From booze to cigarettes to cab rides, a night out is about to hit your wallet
Julie Cazzin
Bay street in Toronto (Shutterstock)

What can you say about the 2017 budget? While it was short on specifics for big-ticket items like helping homeowners afford to get into the housing market, it did have details on some changes that will affect your pocket book each and every week. Make no mistake, partying with your friends any night of the week has just gotten more expensive for you. Here’s five ways this budget will make your Friday night more expensive.

1. Get ready to pay more for your after-work booze dates as well as the beer you drink while watching those Game of Throne episodes with friends back at your condo. Excise duty rates on alcohol products are going up by 2 per cent effective well, right now. That means if you spend $3,000 a year on wine and booze, that will increase by $60 to $3,060.

2. With excise taxes increasing, your cigarettes will cost a bit more too. Look for a 2.5 per cent increase, or about 53 cents on every 200 cigarettes. Tobacco sticks, if you’re into them, are also going up.

3. And just as you’re getting ready to go home, and pulling out your cell phone to call for a lift, realize that Uber rides are also going up as ride-sharing services now have to charge GST/HST on your ride—13 per cent in Ontario.
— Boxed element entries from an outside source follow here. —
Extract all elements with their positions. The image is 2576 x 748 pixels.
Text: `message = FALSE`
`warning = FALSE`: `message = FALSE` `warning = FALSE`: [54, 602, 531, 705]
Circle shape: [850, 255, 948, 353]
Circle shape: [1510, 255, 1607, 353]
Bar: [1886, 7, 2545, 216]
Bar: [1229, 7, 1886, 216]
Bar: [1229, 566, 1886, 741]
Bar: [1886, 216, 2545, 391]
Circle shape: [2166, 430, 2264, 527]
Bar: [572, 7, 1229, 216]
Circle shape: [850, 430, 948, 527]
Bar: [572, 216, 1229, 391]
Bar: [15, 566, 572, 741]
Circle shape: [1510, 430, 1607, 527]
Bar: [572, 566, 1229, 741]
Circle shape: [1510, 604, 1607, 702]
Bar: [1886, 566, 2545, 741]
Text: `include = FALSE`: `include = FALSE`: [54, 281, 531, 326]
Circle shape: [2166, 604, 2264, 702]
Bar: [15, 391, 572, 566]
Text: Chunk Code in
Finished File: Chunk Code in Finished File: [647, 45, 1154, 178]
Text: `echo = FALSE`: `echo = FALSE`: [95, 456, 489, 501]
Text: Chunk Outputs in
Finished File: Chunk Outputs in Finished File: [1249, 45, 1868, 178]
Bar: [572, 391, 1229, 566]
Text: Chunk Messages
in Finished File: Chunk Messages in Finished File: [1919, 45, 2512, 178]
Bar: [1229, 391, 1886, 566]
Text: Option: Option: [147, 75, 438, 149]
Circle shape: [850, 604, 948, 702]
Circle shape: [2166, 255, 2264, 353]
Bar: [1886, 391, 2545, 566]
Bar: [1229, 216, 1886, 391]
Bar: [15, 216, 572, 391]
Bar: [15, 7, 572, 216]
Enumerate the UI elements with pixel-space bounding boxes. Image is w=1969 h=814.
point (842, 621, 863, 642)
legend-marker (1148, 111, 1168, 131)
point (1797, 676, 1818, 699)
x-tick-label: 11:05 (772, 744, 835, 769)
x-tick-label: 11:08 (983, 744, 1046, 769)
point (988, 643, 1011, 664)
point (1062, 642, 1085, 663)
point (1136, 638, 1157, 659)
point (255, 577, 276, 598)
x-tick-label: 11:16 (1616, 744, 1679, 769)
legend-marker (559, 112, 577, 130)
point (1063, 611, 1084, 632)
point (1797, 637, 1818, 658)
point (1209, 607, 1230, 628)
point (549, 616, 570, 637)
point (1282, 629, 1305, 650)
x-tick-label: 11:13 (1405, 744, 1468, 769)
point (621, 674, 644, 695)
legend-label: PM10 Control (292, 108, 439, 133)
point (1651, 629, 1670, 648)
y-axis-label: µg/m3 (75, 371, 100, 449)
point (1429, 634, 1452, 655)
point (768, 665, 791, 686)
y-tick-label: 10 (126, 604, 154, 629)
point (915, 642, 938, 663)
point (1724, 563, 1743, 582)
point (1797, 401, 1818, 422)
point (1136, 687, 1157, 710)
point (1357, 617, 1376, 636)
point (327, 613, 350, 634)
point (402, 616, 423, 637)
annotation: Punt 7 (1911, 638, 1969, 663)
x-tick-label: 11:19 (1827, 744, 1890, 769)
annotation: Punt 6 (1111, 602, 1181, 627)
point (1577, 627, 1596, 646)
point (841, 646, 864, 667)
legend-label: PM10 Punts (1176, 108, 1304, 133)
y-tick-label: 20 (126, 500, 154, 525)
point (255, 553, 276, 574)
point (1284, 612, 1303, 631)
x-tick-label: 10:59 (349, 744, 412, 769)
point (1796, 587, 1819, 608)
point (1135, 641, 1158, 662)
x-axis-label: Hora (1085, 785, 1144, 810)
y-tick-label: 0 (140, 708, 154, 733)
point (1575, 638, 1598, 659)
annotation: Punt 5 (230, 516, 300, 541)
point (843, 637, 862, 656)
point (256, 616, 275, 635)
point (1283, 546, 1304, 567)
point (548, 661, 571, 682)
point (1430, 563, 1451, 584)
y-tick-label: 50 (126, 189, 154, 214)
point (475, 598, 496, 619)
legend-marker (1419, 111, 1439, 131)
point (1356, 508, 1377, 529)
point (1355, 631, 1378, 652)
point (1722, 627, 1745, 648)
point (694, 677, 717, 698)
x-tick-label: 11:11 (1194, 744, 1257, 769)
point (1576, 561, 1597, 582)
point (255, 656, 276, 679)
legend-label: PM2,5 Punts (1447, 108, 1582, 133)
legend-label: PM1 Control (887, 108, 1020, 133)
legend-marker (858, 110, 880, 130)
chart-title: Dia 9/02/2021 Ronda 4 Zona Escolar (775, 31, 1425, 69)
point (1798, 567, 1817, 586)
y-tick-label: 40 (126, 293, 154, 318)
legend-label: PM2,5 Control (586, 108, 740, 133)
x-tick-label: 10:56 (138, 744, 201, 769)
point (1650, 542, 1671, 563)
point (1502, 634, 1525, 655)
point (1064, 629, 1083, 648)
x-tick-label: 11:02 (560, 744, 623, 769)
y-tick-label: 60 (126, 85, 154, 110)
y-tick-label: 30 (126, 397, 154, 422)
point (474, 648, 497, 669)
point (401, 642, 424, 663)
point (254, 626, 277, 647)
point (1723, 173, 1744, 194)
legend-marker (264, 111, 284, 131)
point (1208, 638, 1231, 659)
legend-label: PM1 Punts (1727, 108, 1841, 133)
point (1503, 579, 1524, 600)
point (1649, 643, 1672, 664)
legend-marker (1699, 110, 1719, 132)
4. Thinking of taking the bus home instead? That won’t be as cost-effective as it used to be either. The credit for transit bus passes will also be eliminated effective July 1st. (You can still buy the passes—you just won’t get a tax credit for it.)

5. And while you may have contributed to Canada Savings Bonds over the years, either at your bank or through your employer, and celebrated when you cashed them in—spending the interest on more partying with your friends—that’s over as of this fall. It’s no longer cost-effective for the federal government to sell them. The upside? Savvy investors know they have plenty of viable alternatives to CSBs, so not a huge loss, except perhaps for the nostalgic few who remember it as being their first investment when their dad walked them to the bank at age eight to buy one.

The good news? If there is any, it’s just that a lot of the taxes we thought were going to change didn’t. So no capital gains rate inclusion rate increase, no dividend tax credit change, no material increases in marginal tax rates, and no tax on cap gains on your principal residence. So hurray for the status quo—at least on these bigger items.